The main limitations of this study are that most fetuses were 110–115 days’ gestational age. The mean fetal size at this gestational age is over 1 kg, while an AP placenta in human fetuses would be applied in smaller fetal sizes. This late gestational age range is adequate to assess the effects on lung development equivalent to 24 weeks in humans, but prevents evaluating the effects on other important aspects, including those related to size and cardiovascular adaptation. We have performed several experiments on 95-day lamb fetuses (around 600 g) with apparently similar success rates, but this group of cases was smaller, and for consistency in this study, we reported only fetuses of 110–115 days. The study used mainly components adapted from other medical uses, and we acknowledge that some of the mechanical problems here mentioned are most likely solved with purpose-designed material. Finally, we also acknowledge that due to the descriptive nature of this manuscript, the number of cases included in the subgroups evaluated did not allow robust statistical comparisons.

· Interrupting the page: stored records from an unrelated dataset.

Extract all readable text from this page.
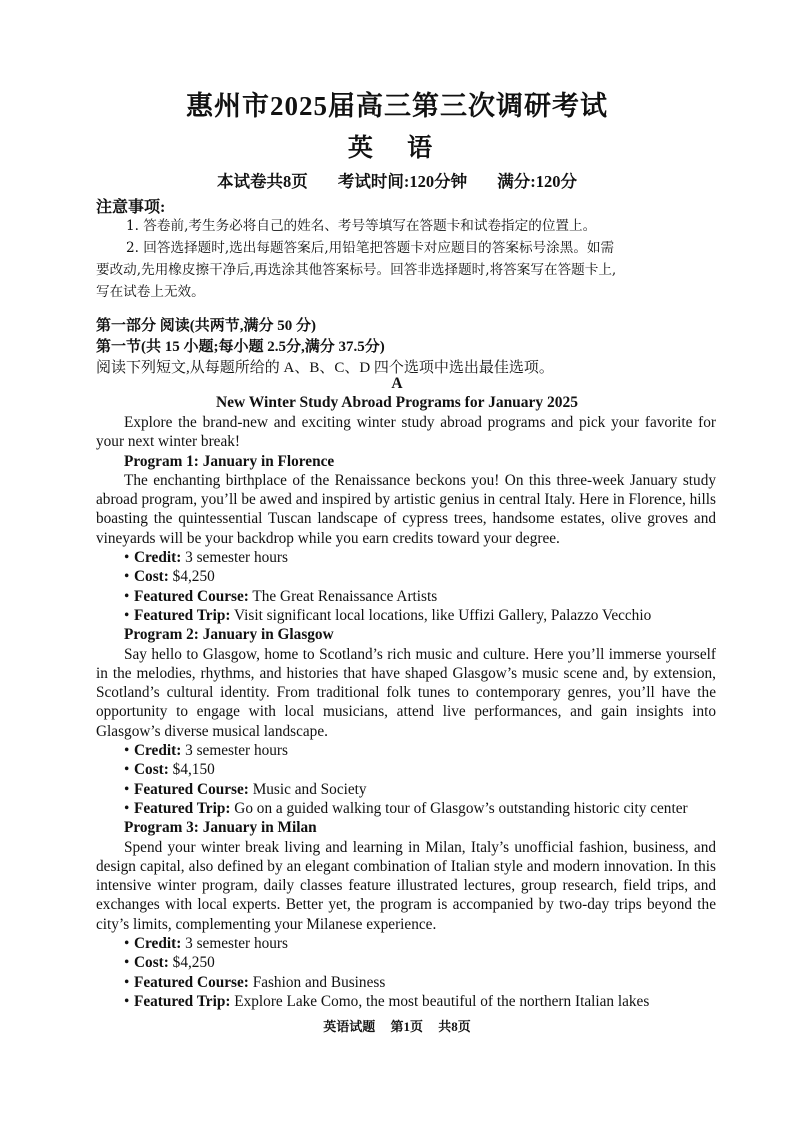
惠州市2025届高三第三次调研考试
英 语
本试卷共8页 考试时间:120分钟 满分:120分
注意事项:
1. 答卷前,考生务必将自己的姓名、考号等填写在答题卡和试卷指定的位置上。
2. 回答选择题时,选出每题答案后,用铅笔把答题卡对应题目的答案标号涂黑。如需
要改动,先用橡皮擦干净后,再选涂其他答案标号。回答非选择题时,将答案写在答题卡上,
写在试卷上无效。
第一部分 阅读(共两节,满分 50 分)
第一节(共 15 小题;每小题 2.5分,满分 37.5分)
阅读下列短文,从每题所给的 A、B、C、D 四个选项中选出最佳选项。
A
New Winter Study Abroad Programs for January 2025

Explore the brand-new and exciting winter study abroad programs and pick your favorite for your next winter break!

Program 1: January in Florence

The enchanting birthplace of the Renaissance beckons you! On this three-week January study abroad program, you’ll be awed and inspired by artistic genius in central Italy. Here in Florence, hills boasting the quintessential Tuscan landscape of cypress trees, handsome estates, olive groves and vineyards will be your backdrop while you earn credits toward your degree.

• Credit: 3 semester hours
• Cost: $4,250
• Featured Course: The Great Renaissance Artists
• Featured Trip: Visit significant local locations, like Uffizi Gallery, Palazzo Vecchio

Program 2: January in Glasgow

Say hello to Glasgow, home to Scotland’s rich music and culture. Here you’ll immerse yourself in the melodies, rhythms, and histories that have shaped Glasgow’s music scene and, by extension, Scotland’s cultural identity. From traditional folk tunes to contemporary genres, you’ll have the opportunity to engage with local musicians, attend live performances, and gain insights into Glasgow’s diverse musical landscape.

• Credit: 3 semester hours
• Cost: $4,150
• Featured Course: Music and Society
• Featured Trip: Go on a guided walking tour of Glasgow’s outstanding historic city center

Program 3: January in Milan

Spend your winter break living and learning in Milan, Italy’s unofficial fashion, business, and design capital, also defined by an elegant combination of Italian style and modern innovation. In this intensive winter program, daily classes feature illustrated lectures, group research, field trips, and exchanges with local experts. Better yet, the program is accompanied by two-day trips beyond the city’s limits, complementing your Milanese experience.

• Credit: 3 semester hours
• Cost: $4,250
• Featured Course: Fashion and Business
• Featured Trip: Explore Lake Como, the most beautiful of the northern Italian lakes
英语试题 第1页 共8页
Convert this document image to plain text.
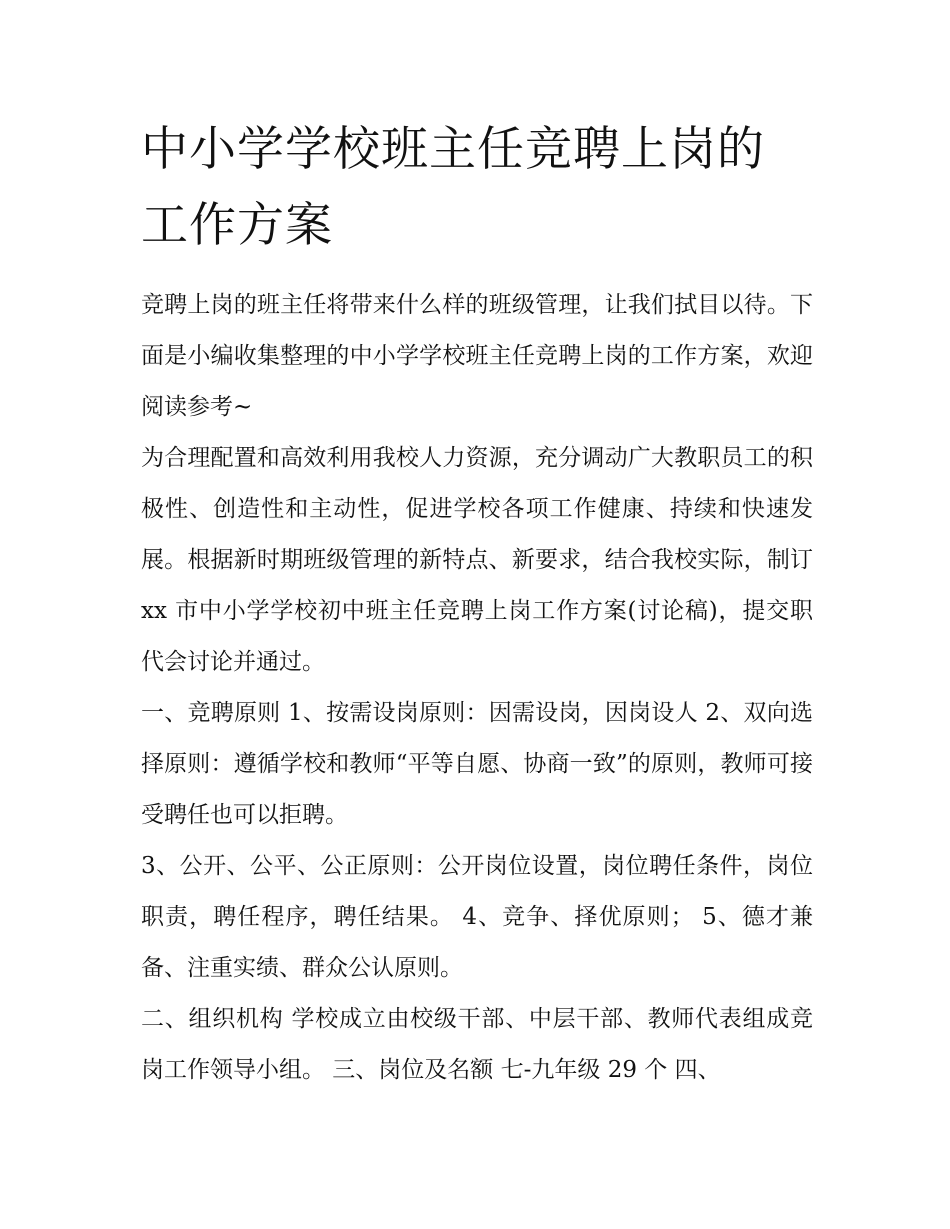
中小学学校班主任竞聘上岗的
工作方案

竞聘上岗的班主任将带来什么样的班级管理，让我们拭目以待。下面是小编收集整理的中小学学校班主任竞聘上岗的工作方案，欢迎阅读参考~

为合理配置和高效利用我校人力资源，充分调动广大教职员工的积极性、创造性和主动性，促进学校各项工作健康、持续和快速发展。根据新时期班级管理的新特点、新要求，结合我校实际，制订 xx 市中小学学校初中班主任竞聘上岗工作方案(讨论稿)，提交职代会讨论并通过。

一、竞聘原则 1、按需设岗原则：因需设岗，因岗设人 2、双向选择原则：遵循学校和教师“平等自愿、协商一致”的原则，教师可接受聘任也可以拒聘。

3、公开、公平、公正原则：公开岗位设置，岗位聘任条件，岗位职责，聘任程序，聘任结果。 4、竞争、择优原则； 5、德才兼备、注重实绩、群众公认原则。

二、组织机构 学校成立由校级干部、中层干部、教师代表组成竞岗工作领导小组。 三、岗位及名额 七-九年级 29 个 四、
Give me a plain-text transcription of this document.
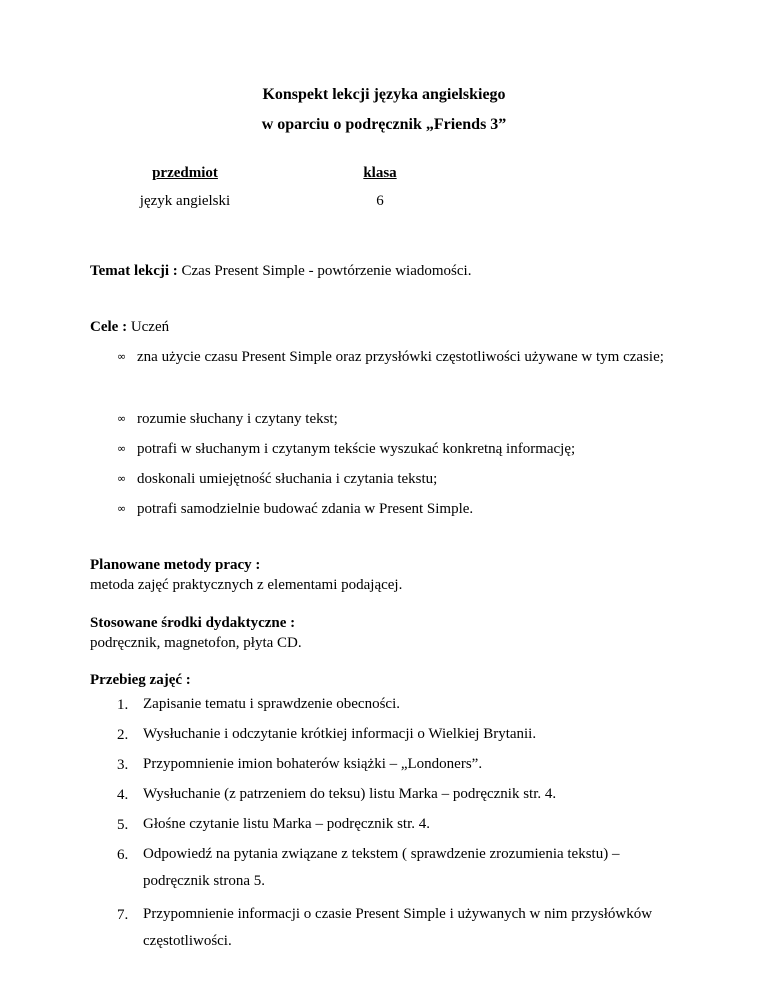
Konspekt lekcji języka angielskiego
w oparciu o podręcznik „Friends 3”
przedmiot	klasa
język angielski	6
Temat lekcji : Czas Present Simple - powtórzenie wiadomości.
Cele : Uczeń
∞ zna użycie czasu Present Simple oraz przysłówki częstotliwości używane w tym czasie;
∞ rozumie słuchany i czytany tekst;
∞ potrafi w słuchanym i czytanym tekście wyszukać konkretną informację;
∞ doskonali umiejętność słuchania i czytania tekstu;
∞ potrafi samodzielnie budować zdania w Present Simple.
Planowane metody pracy :
metoda zajęć praktycznych z elementami podającej.
Stosowane środki dydaktyczne :
podręcznik, magnetofon, płyta CD.
Przebieg zajęć :
1. Zapisanie tematu i sprawdzenie obecności.
2. Wysłuchanie i odczytanie krótkiej informacji o Wielkiej Brytanii.
3. Przypomnienie imion bohaterów książki – „Londoners”.
4. Wysłuchanie (z patrzeniem do teksu) listu Marka – podręcznik str. 4.
5. Głośne czytanie listu Marka – podręcznik str. 4.
6. Odpowiedź na pytania związane z tekstem ( sprawdzenie zrozumienia tekstu) – podręcznik strona 5.
7. Przypomnienie informacji o czasie Present Simple i używanych w nim przysłówków częstotliwości.
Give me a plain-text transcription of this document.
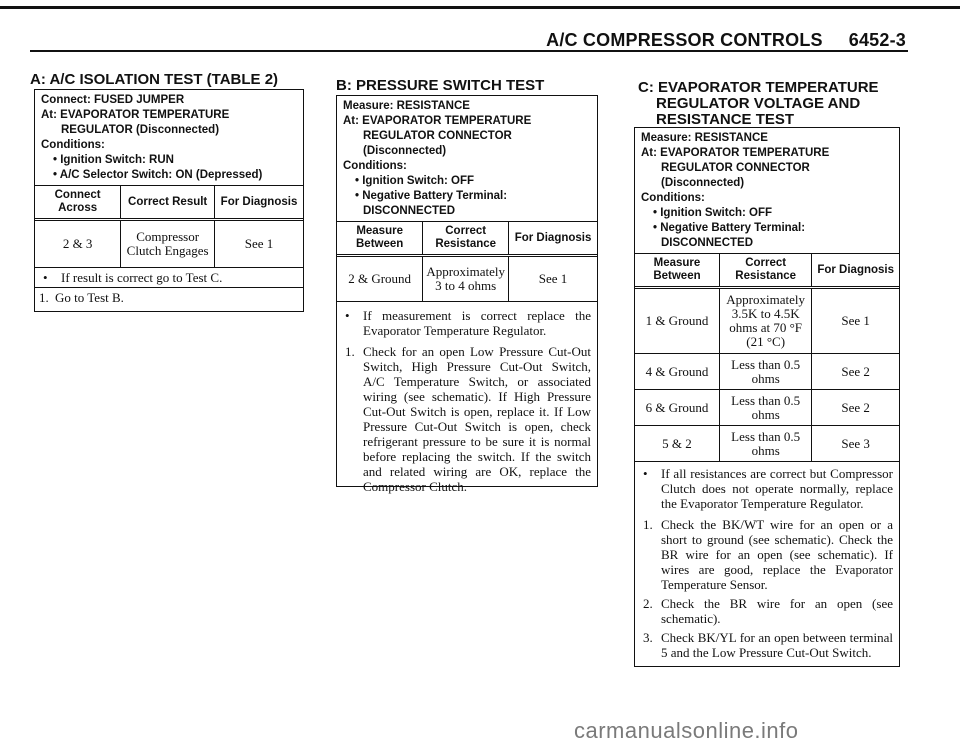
A/C COMPRESSOR CONTROLS 6452-3
A: A/C ISOLATION TEST (TABLE 2)
Connect: FUSED JUMPER
At: EVAPORATOR TEMPERATURE
REGULATOR (Disconnected)
Conditions:
• Ignition Switch: RUN
• A/C Selector Switch: ON (Depressed)
Connect Across	Correct Result	For Diagnosis
2 & 3	Compressor Clutch Engages	See 1
• If result is correct go to Test C.
1. Go to Test B.
B: PRESSURE SWITCH TEST
Measure: RESISTANCE
At: EVAPORATOR TEMPERATURE
REGULATOR CONNECTOR
(Disconnected)
Conditions:
• Ignition Switch: OFF
• Negative Battery Terminal:
DISCONNECTED
Measure Between	Correct Resistance	For Diagnosis
2 & Ground	Approximately 3 to 4 ohms	See 1
• If measurement is correct replace the Evaporator Temperature Regulator.
1. Check for an open Low Pressure Cut-Out Switch, High Pressure Cut-Out Switch, A/C Temperature Switch, or associated wiring (see schematic). If High Pressure Cut-Out Switch is open, replace it. If Low Pressure Cut-Out Switch is open, check refrigerant pressure to be sure it is normal before replacing the switch. If the switch and related wiring are OK, replace the Compressor Clutch.
C: EVAPORATOR TEMPERATURE
REGULATOR VOLTAGE AND
RESISTANCE TEST
Measure: RESISTANCE
At: EVAPORATOR TEMPERATURE
REGULATOR CONNECTOR
(Disconnected)
Conditions:
• Ignition Switch: OFF
• Negative Battery Terminal:
DISCONNECTED
Measure Between	Correct Resistance	For Diagnosis
1 & Ground	Approximately 3.5K to 4.5K ohms at 70 °F (21 °C)	See 1
4 & Ground	Less than 0.5 ohms	See 2
6 & Ground	Less than 0.5 ohms	See 2
5 & 2	Less than 0.5 ohms	See 3
• If all resistances are correct but Compressor Clutch does not operate normally, replace the Evaporator Temperature Regulator.
1. Check the BK/WT wire for an open or a short to ground (see schematic). Check the BR wire for an open (see schematic). If wires are good, replace the Evaporator Temperature Sensor.
2. Check the BR wire for an open (see schematic).
3. Check BK/YL for an open between terminal 5 and the Low Pressure Cut-Out Switch.
carmanualsonline.info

In conclusion, setting up and AP experimental prototype is extremely challenging, effort-consuming, and requires a multidisciplinary team. A true interdisciplinary combination of knowledge from fetal medicine, neonatology, intensive care, pediatric surgery, cardiology, and cardiovascular surgery is critical for success. In addition, a strong bioengineering team is required. The prototype here described can work well with components adapted from other clinical uses, but longer-term survival requires purpose-designed cannulae, oxygenator membranes, and EC circuits. An AP experimental system provides a unique research platform in preparation for future clinical applications and for other types of research in fetal development, physiology, and therapy.